The market should treat this less as a headline-driven oil spike and more as a rolling supply-chain stress test. The biggest second-order effect is that enforcement is now global rather than regional: once tanker seizures move into the Indian Ocean, the discount rate on all Iran-linked barrels rises, which compresses arbitrage economics for the dark fleet and raises insurance/financing friction across non-sanctioned Middle East flows too. That matters because even without a full Gulf shutdown, a persistent squeeze on “shadow” supply can keep flat price elevated while widening freight and product cracks in Europe and Asia. The real asymmetry is in duration.

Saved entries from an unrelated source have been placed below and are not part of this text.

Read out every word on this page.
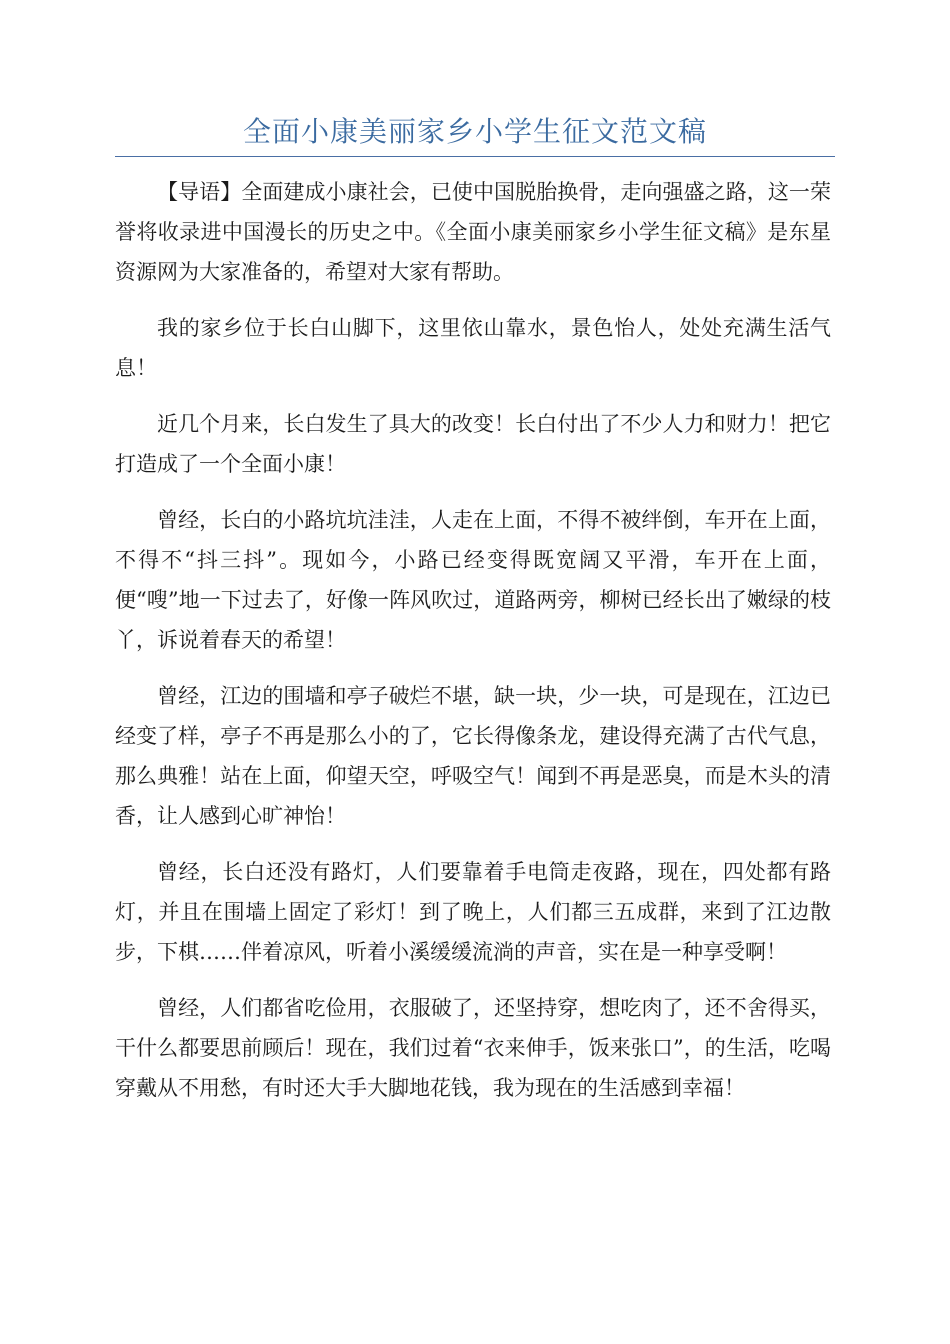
全面小康美丽家乡小学生征文范文稿

【导语】全面建成小康社会，已使中国脱胎换骨，走向强盛之路，这一荣誉将收录进中国漫长的历史之中。《全面小康美丽家乡小学生征文稿》是东星资源网为大家准备的，希望对大家有帮助。

我的家乡位于长白山脚下，这里依山靠水，景色怡人，处处充满生活气息！

近几个月来，长白发生了具大的改变！长白付出了不少人力和财力！把它打造成了一个全面小康！

曾经，长白的小路坑坑洼洼，人走在上面，不得不被绊倒，车开在上面，不得不“抖三抖”。现如今，小路已经变得既宽阔又平滑，车开在上面，便“嗖”地一下过去了，好像一阵风吹过，道路两旁，柳树已经长出了嫩绿的枝丫，诉说着春天的希望！

曾经，江边的围墙和亭子破烂不堪，缺一块，少一块，可是现在，江边已经变了样，亭子不再是那么小的了，它长得像条龙，建设得充满了古代气息，那么典雅！站在上面，仰望天空，呼吸空气！闻到不再是恶臭，而是木头的清香，让人感到心旷神怡！

曾经，长白还没有路灯，人们要靠着手电筒走夜路，现在，四处都有路灯，并且在围墙上固定了彩灯！到了晚上，人们都三五成群，来到了江边散步，下棋……伴着凉风，听着小溪缓缓流淌的声音，实在是一种享受啊！

曾经，人们都省吃俭用，衣服破了，还坚持穿，想吃肉了，还不舍得买，干什么都要思前顾后！现在，我们过着“衣来伸手，饭来张口”，的生活，吃喝穿戴从不用愁，有时还大手大脚地花钱，我为现在的生活感到幸福！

A days-to-weeks blockade can be absorbed with floating storage, rerouting, and strategic drawdowns; a months-long one starts hitting jet fuel and diesel first, because those markets are structurally tighter and less substitutable than gasoline. That creates a staggered inflation impulse: refineries, airlines, trucking, and chemical feedstocks feel the pain before broader consumer inflation shows up, which is why the politically relevant risk is not just crude at $90+, but refined-product shortages and margin compression in transport-heavy industries. The market may be underestimating Gulf spillover risk. The Iranian warning to neighboring producers is likely deterrent signaling, but the presence of US bases and allied infrastructure creates a non-linear escalation channel: any miscalculation could briefly remove multiple million barrels/day of capacity from pricing models even if physical damage is limited. That means vol is probably underpriced relative to spot; the better expression is optionality rather than outright directional crude exposure. Contrarian read: the consensus is too focused on immediate disruption and not enough on policy sequencing. If Europe’s coalition effort gains traction and the US needs a face-saving off-ramp, the blockade could morph into a negotiated monitoring regime faster than expected, especially if allies start lobbying on diesel and jet fuel shortages. In that case, the most crowded risk-on trade is a fast retracement in crude, while sanctions-sensitive shipping and insurance names would give back the premium almost immediately.